God Bless You Barack Obama?

I’m trying to avoid talking too much about politics and current affairs on this blog as it can be so divisive and it’s also something I think a lot about at work. When I get home at night I like to turn to fiction, music, television, and general ho-hum conversation. But sometimes there are shows on TV which I hear about at work and make a mental note to watch later. This very scenario occurred this week when I was made aware of a program (kudos to Krish) put together by Robert Beckford, a theologian and documentary presenter for the BBC, called “God Bless You Barack Obama?” (Although in this particular documentary he was missing his characteristic dreadlocks.) The program was, in short, about Obama’s journey of faith, particularly his Christian faith which he espoused in his mid-20s while working as a community organizer on the south side of Chicago.

The usual suspects were interviewed, including Jim Wallis, Richard Land, and Newt Gingrich, but he also interviewed the controversial Jeremiah Wright (Obama’s former outspoken pastor) and James Cone, one of the seminal figures of black liberation theology. I didn’t have much time for Wright who seemed to have a huge chip on his shoulder, not only about the religious right but about how he was treated during the campaign (although he was very forgiving of Obama, who severed ties with him). However, I listened with interest to Cone’s comments.
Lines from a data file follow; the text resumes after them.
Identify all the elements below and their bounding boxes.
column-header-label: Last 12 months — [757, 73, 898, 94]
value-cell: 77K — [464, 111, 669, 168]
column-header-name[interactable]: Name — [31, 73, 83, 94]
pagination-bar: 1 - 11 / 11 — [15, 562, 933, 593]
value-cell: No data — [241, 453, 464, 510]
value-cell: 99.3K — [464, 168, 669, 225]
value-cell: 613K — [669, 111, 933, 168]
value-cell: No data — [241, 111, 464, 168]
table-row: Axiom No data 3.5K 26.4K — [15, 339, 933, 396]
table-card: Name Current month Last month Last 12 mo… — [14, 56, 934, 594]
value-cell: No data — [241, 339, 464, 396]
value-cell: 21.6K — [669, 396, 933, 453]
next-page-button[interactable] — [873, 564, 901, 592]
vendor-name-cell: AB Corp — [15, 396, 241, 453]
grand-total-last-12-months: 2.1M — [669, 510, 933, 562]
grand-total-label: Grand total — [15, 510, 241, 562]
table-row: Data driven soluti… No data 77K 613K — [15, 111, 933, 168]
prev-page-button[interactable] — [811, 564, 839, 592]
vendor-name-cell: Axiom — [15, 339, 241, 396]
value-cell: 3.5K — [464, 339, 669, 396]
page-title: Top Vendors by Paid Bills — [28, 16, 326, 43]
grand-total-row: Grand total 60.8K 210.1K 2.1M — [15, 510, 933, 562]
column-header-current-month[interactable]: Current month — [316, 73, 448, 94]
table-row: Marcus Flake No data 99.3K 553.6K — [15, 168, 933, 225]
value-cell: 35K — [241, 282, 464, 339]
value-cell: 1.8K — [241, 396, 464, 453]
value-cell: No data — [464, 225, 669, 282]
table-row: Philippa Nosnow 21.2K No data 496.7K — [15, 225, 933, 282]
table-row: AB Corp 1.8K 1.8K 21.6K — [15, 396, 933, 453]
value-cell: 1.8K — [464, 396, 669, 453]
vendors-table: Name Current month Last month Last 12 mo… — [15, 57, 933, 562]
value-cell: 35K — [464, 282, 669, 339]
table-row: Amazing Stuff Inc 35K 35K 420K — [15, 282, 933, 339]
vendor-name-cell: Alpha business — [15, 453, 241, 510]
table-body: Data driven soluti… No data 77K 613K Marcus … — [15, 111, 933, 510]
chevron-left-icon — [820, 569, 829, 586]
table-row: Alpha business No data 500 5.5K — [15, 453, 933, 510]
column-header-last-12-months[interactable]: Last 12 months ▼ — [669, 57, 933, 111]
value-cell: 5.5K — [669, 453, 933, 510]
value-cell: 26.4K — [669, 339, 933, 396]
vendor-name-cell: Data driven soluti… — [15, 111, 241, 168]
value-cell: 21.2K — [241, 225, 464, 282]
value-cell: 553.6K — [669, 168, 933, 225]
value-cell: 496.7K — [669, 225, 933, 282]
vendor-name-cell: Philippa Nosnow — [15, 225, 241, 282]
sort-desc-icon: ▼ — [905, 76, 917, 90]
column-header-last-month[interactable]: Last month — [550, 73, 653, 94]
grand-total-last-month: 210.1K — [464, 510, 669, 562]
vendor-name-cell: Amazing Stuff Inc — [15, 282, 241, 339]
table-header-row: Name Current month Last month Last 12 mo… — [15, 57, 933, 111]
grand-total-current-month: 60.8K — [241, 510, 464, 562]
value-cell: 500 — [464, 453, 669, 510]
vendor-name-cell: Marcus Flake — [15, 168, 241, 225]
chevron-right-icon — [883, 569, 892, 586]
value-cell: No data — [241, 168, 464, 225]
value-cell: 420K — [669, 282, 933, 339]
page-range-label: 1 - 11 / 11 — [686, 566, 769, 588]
His shrill voice was somewhat off-putting, but his emphasis on black churches and black liberation theology attempting to restore “blackness” as something that is not inferior but worthy of full human status was welcome. Given the history of America’s treatment of blacks it is hard not to sympathize with that goal, although I’m sure there are many things about black liberation theology that would give me great pause.

But on to Obama. There’s no doubt that it’s extremely refreshing to have a Democratic president who not only celebrates his faith but welcomes people of all faiths into the conversation. Whether he accomplishes that is another matter, of course. I found Robert Beckford’s exploration into Obama’s church history fascinating. Soon after moving to Chicago, he figured out that the best way for him to engage with the black community was through the local church. He found a small Baptist church with a pastor he admired, but he told the pastor that he didn’t want to attend the church just out of convenience – he wanted his faith to be authentic. And so he came to saving faith in Christ. Isn’t that the kind of honesty we want all Christians to have?

Now I’m uneasy about some of Obama’s policies and the occasional populism that springs up every now and again (although that can be found on both sides of the aisle), but I really do respect his commitment to his family, his championing of racial justice and community action, and most especially his faith in God. This program helped give a bit of the story behind it, so if you’re in the UK I recommend watching it, but hurry up as it’s only available until Monday night the 1st of February.


1776 revisited

My Christmas read this year was 1776 by David McCullough. It’s a thrilling read about the year that turned the tides of history, setting the foundations for a new American nation and marking the beginning of the end of British rule there. Lauri found it in a British charity shop, mere minutes after I had remarked how much I had wanted to find a McCullough tome (either 1776 or John Adams) secondhand but held out few hopes of getting my hands on one in the land of King George.

I enjoyed the book tremendously – I haven’t studied early American history since my senior year of high school, and was happy to find that I recognized most of the places mentioned in the siege of Boston because my sisters now live there. I was intrigued to read about the attitudes of the Loyalists (many of whom lived in Boston and New York) who wanted no trouble with the king and saw Washington’s army as a bunch of rabble-rousers. I was also inspired by soldiers, often going cold and shoeless, trekking  miles through the night with no knowledge of where they were headed. Both King George and George Washington are treated with a fairness by McCullough who takes a more nuanced approach to their personalities than historical caricatures allow. I especially love McCullough’s extensive use of personal diaries in this book, particularly from teenage boys who were fighting with the rebels describing battle scenes.

Upon finishing, I couldn’t help but wonder (and I know this question has often been asked) if the war was really necessary to gain independence. Australia, for instance, gained independence in 1931 when the British empire transitioned into the British Commonwealth. It now enjoys special links to the UK, not least the occasional £10 flight deals from London. Even India was able to gain independence in 1947 without a war, although the partition between India and Pakistan that resulted from it displaced 12.5 million and led to the deaths of hundreds of thousands of people. All this to say, if America hadn’t had the Revolutionary War, we would have ended up in the Commonwealth with the likes of Canada, South Africa, Australia and India.

But really…can we imagine that? So much of American politics and history comes out of that revolutionary period, those “times that tried men’s souls.” And that little thing called the Declaration of Independence, and then the subsequent writing of the Constitution. It doth stirreth my heart. So while a nice, cozy position in the UK commonwealth wouldn’t have been such a bad place to end up, it would’ve made for pretty boring history.